Разговор шел наедине, после репетиции в клубе, где работала студия. Они стояли у окна запыленного зала, со стульями, перевернутыми вверх ножками вдоль стен.
- Ну, чтобы тебе было понятнее, если хочешь, я могу сейчас заплакать, - сказал Цветухин, улыбаясь.
Он поглядел за окно. Шел меленький дождик. Булыжник мостовой поблескивал разъезженной грязью. Ломовик с подоткнутыми за кушак полами кафтана стегал концом вожжей свою клячу. Воз был ей не по силам. Подковы соскальзывали с круглых лысин булыжника. Лошадь, спотыкаясь, вздергивала кверху морду на вытянутой, словно вылезавшей из хомута шее.
Аночка увидела, как медленно выросшие черные глаза Егора Павловича засветились, будто кто-то мазнул по зрачкам слоем лака. Потом верхние веки дрогнули, на нижних появилась нитка влаги, утолщаясь в уголках глаз у переносицы. Это было прозрачное зерно, которое крупнело все быстрее, и вдруг, на левом глазу, оно оторвалось от века и тонкой струйкой прозмеилось по щеке.

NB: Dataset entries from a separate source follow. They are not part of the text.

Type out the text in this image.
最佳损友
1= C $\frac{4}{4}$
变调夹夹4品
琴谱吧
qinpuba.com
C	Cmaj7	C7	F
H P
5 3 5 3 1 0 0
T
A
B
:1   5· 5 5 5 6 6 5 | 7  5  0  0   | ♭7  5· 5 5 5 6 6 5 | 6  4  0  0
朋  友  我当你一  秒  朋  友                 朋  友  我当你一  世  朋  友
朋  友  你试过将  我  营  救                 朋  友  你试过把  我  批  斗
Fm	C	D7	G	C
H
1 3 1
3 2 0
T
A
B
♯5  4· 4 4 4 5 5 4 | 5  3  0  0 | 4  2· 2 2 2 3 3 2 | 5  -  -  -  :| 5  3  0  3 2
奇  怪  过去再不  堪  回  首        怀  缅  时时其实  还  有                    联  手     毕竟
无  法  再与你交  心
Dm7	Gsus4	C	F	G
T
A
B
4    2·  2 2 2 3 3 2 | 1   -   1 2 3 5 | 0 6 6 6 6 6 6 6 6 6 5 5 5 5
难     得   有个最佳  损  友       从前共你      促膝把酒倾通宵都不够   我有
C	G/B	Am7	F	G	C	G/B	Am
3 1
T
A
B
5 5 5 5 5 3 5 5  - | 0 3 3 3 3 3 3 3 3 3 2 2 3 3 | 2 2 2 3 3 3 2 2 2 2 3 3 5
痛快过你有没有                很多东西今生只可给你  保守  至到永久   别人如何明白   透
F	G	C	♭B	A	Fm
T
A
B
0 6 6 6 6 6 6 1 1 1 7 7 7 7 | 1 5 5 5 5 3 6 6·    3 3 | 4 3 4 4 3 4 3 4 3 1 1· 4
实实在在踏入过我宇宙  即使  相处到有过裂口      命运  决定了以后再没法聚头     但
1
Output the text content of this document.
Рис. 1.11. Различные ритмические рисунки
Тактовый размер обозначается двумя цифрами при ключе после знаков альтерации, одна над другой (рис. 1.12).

Глядя на улицу, Егор Павлович плакал.
- Не надо! - порывисто сказала Аночка: у ней самой глаза вспыхнули от влажного налета.
Он вытер лицо платком.
- Хочешь, теперь я побледнею?
Он взял Аночку за руку и, сжимая свои пальцы, всем корпусом отшатнулся от нее. Она увидела его отвисшую нижнюю губу и неподвижный полуоткрытый рот. Краска исчезла с его щек, все черты его заострялись, утрачивая жизнь.
Она насилу вырвала из его пальцев руку.
Он засмеялся, довольный успехом урока.
- Знаешь, что это? Это воскрешение в себе пережитой однажды скорби, воскрешение когда-то испытанного страха.
Он глядел на нее с превосходством и выжидающе.
- Надо переживать. И потом возобновлять в себе переживания повторением. Остальное сделает твое тело. Оно должно быть послушно чувствам, как инструмент послушен музыканту.
Ей не понравились его ждущие глаза.
Она понимала, что все это не отвечает на вопрос: какой была Луиза. Но то, что можно упражнять чувства так же, как пальцы, и этой "техникой" пробуждать ответные чувства в других людях, изумило ее.
Она попробовала вызвать слезы по произволу. Оставаясь наедине с собой, она заставляла себя припоминать свои старые слезы. Но так, как она плакала прежде, ей не хотелось плакать теперь. У нее ничего не получалось.
Только однажды, проснувшись ночью и думая о матери, Аночка с такими подробностями разглядела ее мертвую руку, пригретую солнцем, с шершавыми, исколотыми кончиками пальцев, и так страшно ощутила прикосновение своих щек к этим пальцам, что ей стало себя жалко. Она заметила похолодевшую мокрую подушку, догадалась, что плакала во сне, и тогда стала вновь разглядывать в памяти руку матери, и у нее навернулись слезы. Она вытерла глаза наволочкой, полежала и заснула с тяжелым чувством чего-то нехорошего.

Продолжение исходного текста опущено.